HB 142 was the "hot topic" ethics bill that passed.  It adds provisions about lobbyist reporting and defines "expenditure" (now limited to $75 for transportation, travel, lodging, registration, food and beverages); "lobbyist expenditure" (permits food, beverage and registration expenses); and "lobbyist" (person who receives $250 per calendar year in compensation to promote or oppose the passage of legislation).

HB 143 amends how locally elected officials must report campaign contributions.

HB 188 creates a Committee to permit expedited licensing for military personnel or veterans who have obtained training in the military relevant to particular licenses.

HB 193 (vetoed) adds various sales and use tax exemptions to nonprofits including purchases of food by food banks; donations of prepared foods for disaster relief; donations of prepared foods for hunger relief; purchases of tangible property by Federally Qualified Health Centers and nonprofit health clinics; and sales to qualified job training organizations. 

HB 242 is the comprehensive reform of Georgia's juvenile justice laws and adopts many recommendations from the Governor's Special Council on Criminal Justice Reform which the Pew Center on States guided. 

HB 338 amends the law governing the Georgia Council for the Arts, noting the vital importance of the arts and how the arts community "fuels cultural heritage tourism" as well as other economic development and community revitalization efforts. The Council will now be composed of nine members appointed by the Governor.

SB 14 creates the six-member Georgia Alzheimer's and Related Dementias State Plan Task Force with the Director of Aging Services, within the Department of Human Services, serving as the Chair of this Task Force. 

SB 24 enacts the "Hospital Medicaid Financing Program Act," establishing a provider fee to be paid by hospitals for the purposes of obtaining federal matching moneys for the State's Medicaid program.

SB 105 amends the "Uniform Fraudulent Transfers Act" defining the terms "charitable organization" and "private foundation."  A "transfer made to a charitable organization shall be considered complete unless it is established that a fraudulent transfer has occurred  […] and such charitable organization had knowledge of the fraudulent nature of the transfer." 

SB 160 enacts modifications relating to laws pertaining to security and immigration compliance and contains modifications regarding verification procedures and conditions, exceptions, regulations and criminal and other penalties for violations while verifying lawful presence to obtain a "public benefit." 

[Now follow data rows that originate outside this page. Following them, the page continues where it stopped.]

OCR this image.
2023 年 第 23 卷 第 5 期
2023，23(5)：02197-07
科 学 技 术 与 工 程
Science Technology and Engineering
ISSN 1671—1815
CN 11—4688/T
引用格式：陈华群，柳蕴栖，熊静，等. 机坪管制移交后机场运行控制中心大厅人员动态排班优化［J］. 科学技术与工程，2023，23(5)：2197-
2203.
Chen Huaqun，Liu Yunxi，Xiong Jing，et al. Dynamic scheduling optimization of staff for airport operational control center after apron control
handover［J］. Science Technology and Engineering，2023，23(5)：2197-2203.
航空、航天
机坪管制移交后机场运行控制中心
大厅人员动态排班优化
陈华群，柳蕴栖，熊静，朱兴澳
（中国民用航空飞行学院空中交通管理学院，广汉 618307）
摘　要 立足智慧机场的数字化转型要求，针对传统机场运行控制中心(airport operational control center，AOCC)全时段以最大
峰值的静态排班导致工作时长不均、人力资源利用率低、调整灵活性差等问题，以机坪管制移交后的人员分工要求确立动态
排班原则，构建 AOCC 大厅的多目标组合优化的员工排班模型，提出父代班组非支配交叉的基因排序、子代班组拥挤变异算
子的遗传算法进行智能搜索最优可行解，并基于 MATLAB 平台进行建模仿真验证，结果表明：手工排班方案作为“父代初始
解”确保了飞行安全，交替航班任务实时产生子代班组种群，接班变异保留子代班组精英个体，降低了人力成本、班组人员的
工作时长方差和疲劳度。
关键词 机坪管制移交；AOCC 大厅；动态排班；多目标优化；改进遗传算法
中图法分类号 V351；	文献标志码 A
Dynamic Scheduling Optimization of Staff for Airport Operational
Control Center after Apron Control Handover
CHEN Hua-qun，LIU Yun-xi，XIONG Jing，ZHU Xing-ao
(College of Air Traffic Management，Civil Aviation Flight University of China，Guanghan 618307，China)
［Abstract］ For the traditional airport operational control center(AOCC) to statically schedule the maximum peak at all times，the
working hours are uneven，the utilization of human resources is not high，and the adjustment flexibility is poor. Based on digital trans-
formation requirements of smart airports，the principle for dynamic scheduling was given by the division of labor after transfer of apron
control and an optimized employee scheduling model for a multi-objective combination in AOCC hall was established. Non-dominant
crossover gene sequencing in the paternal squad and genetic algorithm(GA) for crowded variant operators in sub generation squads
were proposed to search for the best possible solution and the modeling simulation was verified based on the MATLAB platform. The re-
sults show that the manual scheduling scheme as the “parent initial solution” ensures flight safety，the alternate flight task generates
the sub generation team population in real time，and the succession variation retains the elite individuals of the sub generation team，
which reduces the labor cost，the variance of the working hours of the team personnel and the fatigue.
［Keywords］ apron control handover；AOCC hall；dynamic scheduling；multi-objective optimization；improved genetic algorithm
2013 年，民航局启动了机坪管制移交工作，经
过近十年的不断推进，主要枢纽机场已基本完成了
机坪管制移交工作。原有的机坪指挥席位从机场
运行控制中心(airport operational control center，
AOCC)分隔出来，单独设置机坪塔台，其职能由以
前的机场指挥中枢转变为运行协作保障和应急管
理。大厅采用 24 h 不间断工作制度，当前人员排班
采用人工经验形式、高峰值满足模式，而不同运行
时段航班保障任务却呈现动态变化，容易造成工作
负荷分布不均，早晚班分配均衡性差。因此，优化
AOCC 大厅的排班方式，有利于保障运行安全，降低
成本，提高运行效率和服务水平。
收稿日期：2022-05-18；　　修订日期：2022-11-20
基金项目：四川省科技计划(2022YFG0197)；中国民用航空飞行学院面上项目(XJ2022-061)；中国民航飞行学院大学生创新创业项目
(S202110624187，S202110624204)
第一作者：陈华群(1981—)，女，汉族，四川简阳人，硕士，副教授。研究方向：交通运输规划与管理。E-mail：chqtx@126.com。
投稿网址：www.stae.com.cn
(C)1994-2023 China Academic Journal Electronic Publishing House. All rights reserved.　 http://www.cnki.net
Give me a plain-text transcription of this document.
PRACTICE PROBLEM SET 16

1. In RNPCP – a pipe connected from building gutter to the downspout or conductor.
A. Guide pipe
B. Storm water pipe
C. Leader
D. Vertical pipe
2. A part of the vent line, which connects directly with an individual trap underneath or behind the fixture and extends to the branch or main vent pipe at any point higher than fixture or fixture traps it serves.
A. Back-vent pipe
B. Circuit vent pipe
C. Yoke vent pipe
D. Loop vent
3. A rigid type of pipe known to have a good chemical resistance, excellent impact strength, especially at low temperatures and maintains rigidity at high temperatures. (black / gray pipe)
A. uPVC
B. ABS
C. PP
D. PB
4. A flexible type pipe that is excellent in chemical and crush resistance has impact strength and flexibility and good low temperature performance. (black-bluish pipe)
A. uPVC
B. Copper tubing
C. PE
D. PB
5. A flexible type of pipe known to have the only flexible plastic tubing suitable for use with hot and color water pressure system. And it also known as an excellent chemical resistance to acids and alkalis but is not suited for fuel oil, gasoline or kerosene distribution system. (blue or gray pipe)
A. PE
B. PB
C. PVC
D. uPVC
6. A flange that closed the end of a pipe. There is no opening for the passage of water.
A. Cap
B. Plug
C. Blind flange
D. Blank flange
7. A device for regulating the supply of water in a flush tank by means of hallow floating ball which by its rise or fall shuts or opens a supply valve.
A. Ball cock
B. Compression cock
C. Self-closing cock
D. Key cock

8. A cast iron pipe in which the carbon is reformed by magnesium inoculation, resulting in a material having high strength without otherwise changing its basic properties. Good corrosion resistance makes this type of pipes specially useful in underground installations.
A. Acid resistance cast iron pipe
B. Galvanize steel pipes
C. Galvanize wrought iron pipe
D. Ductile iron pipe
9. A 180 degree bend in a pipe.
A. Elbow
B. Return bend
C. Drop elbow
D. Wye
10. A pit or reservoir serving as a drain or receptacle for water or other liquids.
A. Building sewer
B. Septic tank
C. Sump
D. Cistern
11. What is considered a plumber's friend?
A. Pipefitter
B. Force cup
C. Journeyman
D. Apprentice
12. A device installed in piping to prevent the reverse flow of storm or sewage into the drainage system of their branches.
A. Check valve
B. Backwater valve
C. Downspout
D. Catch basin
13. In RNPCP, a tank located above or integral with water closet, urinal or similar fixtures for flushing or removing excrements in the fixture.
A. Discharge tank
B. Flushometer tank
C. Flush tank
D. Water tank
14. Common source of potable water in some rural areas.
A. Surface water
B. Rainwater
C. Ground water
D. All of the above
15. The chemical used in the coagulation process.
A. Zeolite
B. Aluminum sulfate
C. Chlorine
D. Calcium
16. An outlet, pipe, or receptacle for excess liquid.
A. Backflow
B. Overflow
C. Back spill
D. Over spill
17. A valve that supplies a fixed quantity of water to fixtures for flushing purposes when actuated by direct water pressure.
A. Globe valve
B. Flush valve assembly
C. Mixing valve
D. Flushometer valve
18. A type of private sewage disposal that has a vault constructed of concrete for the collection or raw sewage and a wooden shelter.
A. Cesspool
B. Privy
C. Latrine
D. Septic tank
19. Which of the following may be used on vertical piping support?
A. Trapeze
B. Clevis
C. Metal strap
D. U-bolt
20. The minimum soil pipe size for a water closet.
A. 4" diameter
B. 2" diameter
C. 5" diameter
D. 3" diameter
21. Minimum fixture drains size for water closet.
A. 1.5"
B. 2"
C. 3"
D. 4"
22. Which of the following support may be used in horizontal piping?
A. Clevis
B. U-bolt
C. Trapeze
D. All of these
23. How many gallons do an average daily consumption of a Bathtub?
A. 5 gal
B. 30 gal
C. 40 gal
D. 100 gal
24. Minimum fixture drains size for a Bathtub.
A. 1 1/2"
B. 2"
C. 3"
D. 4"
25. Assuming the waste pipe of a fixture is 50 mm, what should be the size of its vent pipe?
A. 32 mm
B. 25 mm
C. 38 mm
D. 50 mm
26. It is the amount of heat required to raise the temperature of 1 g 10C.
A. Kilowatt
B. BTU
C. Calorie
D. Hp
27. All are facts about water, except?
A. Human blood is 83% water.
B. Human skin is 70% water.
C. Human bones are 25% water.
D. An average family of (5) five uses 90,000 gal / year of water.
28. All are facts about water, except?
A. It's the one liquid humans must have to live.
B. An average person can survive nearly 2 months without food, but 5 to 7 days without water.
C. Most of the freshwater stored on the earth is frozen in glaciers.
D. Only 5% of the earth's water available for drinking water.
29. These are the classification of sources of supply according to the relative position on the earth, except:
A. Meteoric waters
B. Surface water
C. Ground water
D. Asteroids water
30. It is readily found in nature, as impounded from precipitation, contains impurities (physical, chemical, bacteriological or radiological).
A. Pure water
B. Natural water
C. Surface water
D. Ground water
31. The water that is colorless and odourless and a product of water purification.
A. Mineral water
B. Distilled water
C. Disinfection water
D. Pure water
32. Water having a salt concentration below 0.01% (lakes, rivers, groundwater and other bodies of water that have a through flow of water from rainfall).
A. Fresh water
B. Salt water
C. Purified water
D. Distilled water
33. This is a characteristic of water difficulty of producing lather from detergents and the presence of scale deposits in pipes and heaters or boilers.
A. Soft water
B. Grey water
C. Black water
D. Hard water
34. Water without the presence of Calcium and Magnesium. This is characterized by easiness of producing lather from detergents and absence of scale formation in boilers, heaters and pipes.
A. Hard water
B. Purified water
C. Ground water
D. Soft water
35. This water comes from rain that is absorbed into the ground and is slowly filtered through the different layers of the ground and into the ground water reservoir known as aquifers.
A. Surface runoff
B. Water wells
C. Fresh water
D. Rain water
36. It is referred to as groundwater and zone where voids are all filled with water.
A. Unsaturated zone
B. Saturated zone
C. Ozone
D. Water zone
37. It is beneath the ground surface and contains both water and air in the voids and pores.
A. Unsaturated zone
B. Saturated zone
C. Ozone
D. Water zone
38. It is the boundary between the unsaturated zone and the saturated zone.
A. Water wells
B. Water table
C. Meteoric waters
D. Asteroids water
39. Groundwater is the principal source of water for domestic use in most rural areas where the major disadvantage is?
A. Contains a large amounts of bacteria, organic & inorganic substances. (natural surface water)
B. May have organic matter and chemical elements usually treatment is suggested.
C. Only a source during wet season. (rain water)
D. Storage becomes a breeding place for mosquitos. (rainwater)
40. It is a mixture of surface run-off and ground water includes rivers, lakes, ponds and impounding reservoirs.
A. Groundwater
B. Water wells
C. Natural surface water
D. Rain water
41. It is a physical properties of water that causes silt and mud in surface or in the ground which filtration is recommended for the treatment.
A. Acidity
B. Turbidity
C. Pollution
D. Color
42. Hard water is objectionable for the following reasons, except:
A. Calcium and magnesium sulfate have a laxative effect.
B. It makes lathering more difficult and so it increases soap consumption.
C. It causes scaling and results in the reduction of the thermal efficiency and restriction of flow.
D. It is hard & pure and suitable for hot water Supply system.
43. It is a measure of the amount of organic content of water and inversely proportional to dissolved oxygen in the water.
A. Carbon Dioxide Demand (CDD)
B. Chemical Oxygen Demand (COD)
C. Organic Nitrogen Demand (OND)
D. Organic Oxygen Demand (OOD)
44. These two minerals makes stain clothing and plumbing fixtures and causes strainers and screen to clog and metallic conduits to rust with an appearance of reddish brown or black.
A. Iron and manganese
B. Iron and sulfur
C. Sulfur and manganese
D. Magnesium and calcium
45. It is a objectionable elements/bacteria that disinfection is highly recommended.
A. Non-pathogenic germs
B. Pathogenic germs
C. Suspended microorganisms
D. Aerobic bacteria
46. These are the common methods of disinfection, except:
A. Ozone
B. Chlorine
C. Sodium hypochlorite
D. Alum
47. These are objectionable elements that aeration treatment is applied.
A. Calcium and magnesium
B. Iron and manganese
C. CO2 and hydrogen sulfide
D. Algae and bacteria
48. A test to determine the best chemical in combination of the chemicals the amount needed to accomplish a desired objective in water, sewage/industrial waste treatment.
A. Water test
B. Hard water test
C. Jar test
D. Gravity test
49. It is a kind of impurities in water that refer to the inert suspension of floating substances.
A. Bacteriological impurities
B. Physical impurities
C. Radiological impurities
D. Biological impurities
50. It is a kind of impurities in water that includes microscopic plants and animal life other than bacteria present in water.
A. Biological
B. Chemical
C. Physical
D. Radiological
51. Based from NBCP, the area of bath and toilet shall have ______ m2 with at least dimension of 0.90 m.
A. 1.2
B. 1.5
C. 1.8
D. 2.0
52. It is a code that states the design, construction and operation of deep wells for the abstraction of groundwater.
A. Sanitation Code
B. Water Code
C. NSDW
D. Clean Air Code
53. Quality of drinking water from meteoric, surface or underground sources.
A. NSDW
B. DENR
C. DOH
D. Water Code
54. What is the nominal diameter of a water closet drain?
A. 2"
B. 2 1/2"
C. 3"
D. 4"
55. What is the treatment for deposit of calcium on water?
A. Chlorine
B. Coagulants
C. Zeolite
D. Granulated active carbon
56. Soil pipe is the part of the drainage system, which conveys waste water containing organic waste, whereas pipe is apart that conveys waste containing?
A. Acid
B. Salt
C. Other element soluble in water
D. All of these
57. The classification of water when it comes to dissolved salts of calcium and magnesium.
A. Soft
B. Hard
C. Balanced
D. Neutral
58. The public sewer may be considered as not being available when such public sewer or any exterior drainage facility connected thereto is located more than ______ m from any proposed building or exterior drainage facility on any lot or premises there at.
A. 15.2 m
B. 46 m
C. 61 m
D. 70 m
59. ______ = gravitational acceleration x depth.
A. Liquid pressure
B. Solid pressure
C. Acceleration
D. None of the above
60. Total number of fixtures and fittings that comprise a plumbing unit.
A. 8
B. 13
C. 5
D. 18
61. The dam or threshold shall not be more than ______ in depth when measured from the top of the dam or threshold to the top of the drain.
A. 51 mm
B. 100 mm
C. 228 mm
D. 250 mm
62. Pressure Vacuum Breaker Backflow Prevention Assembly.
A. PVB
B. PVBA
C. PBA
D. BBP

HR 107 creates an 18-member Joint Study Committee on Medicaid Reform, which is to look at appropriate levels of service and expenses of Medicaid as well as ways to ensure the program's sustainability.

HR 502 creates the Joint Study Committee on Mental Health Access, focusing "on examining community infrastructure, crisis services, provision of services across the life span from youth to older adults, geographic gaps and diversity, workforce needs, provider network development and accountability, funding and the need to keep dollars within the system as we transition away from hospital based delivery models of treatment, and support services."

FAILED (and eligible for 2014 discussion)

Numerous changes were offered on abortion laws. Some included attempts to amend the State's coverage options for individuals covered by the State Health Benefit Plan and the ethical treatment of human embryos.

Attempts to address clearly and affirmatively the policy of the State as it relates to hospital authorities' exercise of the powers so that they "shall be immune from antitrust liability to the same degree and extent as enjoyed by the State of Georgia" did not pass.

No broadened permission to carry guns passed this Session although there were many attempts to amend Georgia's permissions for individuals to carry weapons.

Amendments to Georgia's minimum wage laws were proposed but failed to pass.

Health insurance coverage mandates (including coverage for autism, hearing aids and special dietary foods) failed. 

Stan Jones serves as lobbyist for the Georgia Center for Nonprofits and is a Partner at Nelson Mullins Riley & Scarborough.
Helen Sloat is Legislative Consultant at Nelson Mullins Riley & Scarborough.